Une fois chez elle, elle ferma ses fenêtres, s'enferma dans sa chambre et se coucha, épuisée.



Ylraw Souvenirs

Sas

J'ouvre les yeux de nouveau, réveillé par la faible température. Je dois sortir d'ici, ou je vais mourir de froid. Difficilement je parviens à m'agenouiller. Je reste plusieurs minutes ainsi, puis je tente de me relever. Je n'y arrive pas, ma jambe me fait défaut et je roule au sol.

J'attends encore plusieurs minutes, je suis encore très engourdi. je bouge doucement mes pieds, puis mes jambes, pour tenter de rechauffer mon corps. Je me roule sur le ventre et rampe jusqu'aux abords d'une table entourrée de chaises. Je m'aide de l'une d'elle et me retrouve finalement assis appuyé contre la table. Je prends un peu plus le temps de regarder autour de moi. La faible lumière me laisse entrevoir une grande salle circulaire, avec des ordinateurs au fonds, ainsi que les tubes dont celui dont je suis sorti. Il y a peut-être des gens dans les autres, mais je n'aurai pas la force d'aller voir.

Dix minutes passent, peut-être plus. Je me dis que si d'autres persones sont enfermées dans ces tubes, je ne peux pas les laisser là. Je parviens à me mettre debout en me tenant à la table. Je bouge mes jambes pour me réchauffer. Je secoue les épaules. Je fais quelques pas, j'ai du mal mais je tiens debout. Je prends alors une chaise, que je traîne jusqu'à un tube, puis je la soulève et donne un grand coup contre le tube. La chaise rebondi et tombe. Je tombe aussi, déséquilibré.

Le tube n'a pas bronché. Je me relève et donne de nouveau un grand coup, toujours rien. Deux coups supplémentaires sans aucun résultat m'incitent à laisser tomber.

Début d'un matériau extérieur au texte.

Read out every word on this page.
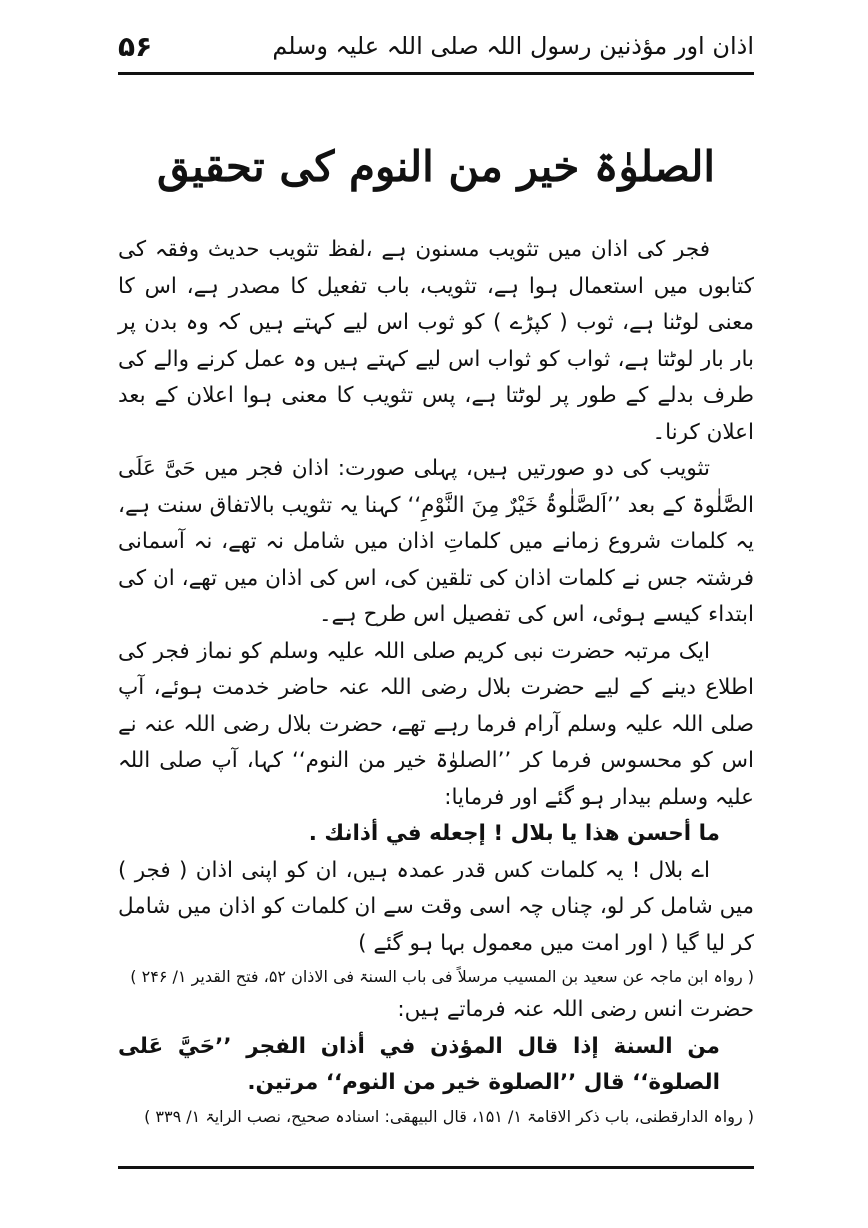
اذان اور مؤذنین رسول اللہ صلی اللہ علیہ وسلم
۵۶
الصلوٰۃ خیر من النوم کی تحقیق

فجر کی اذان میں تثویب مسنون ہے ،لفظ تثویب حدیث وفقہ کی کتابوں میں استعمال ہوا ہے، تثویب، باب تفعیل کا مصدر ہے، اس کا معنی لوٹنا ہے، ثوب ( کپڑے ) کو ثوب اس لیے کہتے ہیں کہ وہ بدن پر بار بار لوٹتا ہے، ثواب کو ثواب اس لیے کہتے ہیں وہ عمل کرنے والے کی طرف بدلے کے طور پر لوٹتا ہے، پس تثویب کا معنی ہوا اعلان کے بعد اعلان کرنا۔

تثویب کی دو صورتیں ہیں، پہلی صورت: اذان فجر میں حَیَّ عَلَی الصَّلٰوۃ کے بعد ’’اَلصَّلٰوۃُ خَیْرٌ مِنَ النَّوْمِ‘‘ کہنا یہ تثویب بالاتفاق سنت ہے، یہ کلمات شروع زمانے میں کلماتِ اذان میں شامل نہ تھے، نہ آسمانی فرشتہ جس نے کلمات اذان کی تلقین کی، اس کی اذان میں تھے، ان کی ابتداء کیسے ہوئی، اس کی تفصیل اس طرح ہے۔

ایک مرتبہ حضرت نبی کریم صلی اللہ علیہ وسلم کو نماز فجر کی اطلاع دینے کے لیے حضرت بلال رضی اللہ عنہ حاضر خدمت ہوئے، آپ صلی اللہ علیہ وسلم آرام فرما رہے تھے، حضرت بلال رضی اللہ عنہ نے اس کو محسوس فرما کر ’’الصلوٰۃ خیر من النوم‘‘ کہا، آپ صلی اللہ علیہ وسلم بیدار ہو گئے اور فرمایا:

ما أحسن هذا يا بلال ! إجعله في أذانك .

اے بلال ! یہ کلمات کس قدر عمدہ ہیں، ان کو اپنی اذان ( فجر ) میں شامل کر لو، چناں چہ اسی وقت سے ان کلمات کو اذان میں شامل کر لیا گیا ( اور امت میں معمول بہا ہو گئے )

( رواہ ابن ماجہ عن سعید بن المسیب مرسلاً فی باب السنۃ فی الاذان ۵۲، فتح القدیر ۱/ ۲۴۶ )

حضرت انس رضی اللہ عنہ فرماتے ہیں:

من السنة إذا قال المؤذن في أذان الفجر ’’حَيَّ عَلى الصلوة‘‘ قال ’’الصلوة خير من النوم‘‘ مرتين.

( رواہ الدارقطنی، باب ذکر الاقامۃ ۱/ ۱۵۱، قال البیھقی: اسنادہ صحیح، نصب الرایۃ ۱/ ۳۳۹ )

J'ai toujours aussi froid. Je cherche dans ma mémoire qu'est-ce qui a bien pu m'amener ici, mais je n'y découvre que du noir. Rien ne me revient. Je sors finalement de cette pièce. Le couloir est noir et froid, sans signe de vie. Je retourne dans la grande pièce, je m'approche des ordinateurs. J'ai su faire marcher des choses pareilles dans le passé, j'en ai le sentiment. Mais maintenant je suis démuni.

Je reste encore quelques minutes pensif, cherchant vainement une trace du passé. Mon corps commence à s'habituer au froid, même s'il reste encore douloureux. Je me demande combien de temps je suis resté dans ce tube, peut-être des mois, des années, peut-être que le monde a changer de face depuis mon enfermement, peut-être que je ne pourrais jamais sortir et que je vais simplement mourir de faim...

Je fais un tour plus méticuleux de la pièce, mais rien ne me donne d'indication. Aucune inscription, aucune trace qui puisse me donner une piste. Mais la lumière est trop faible, je ne distingue que très partiellement les détails. Il me semble voir des tâches noires sur le sol, comme des tâches de sang. Je me baisse pour en sentir l'odeur, mais rien ne m'indique si c'est bien du sang ou non.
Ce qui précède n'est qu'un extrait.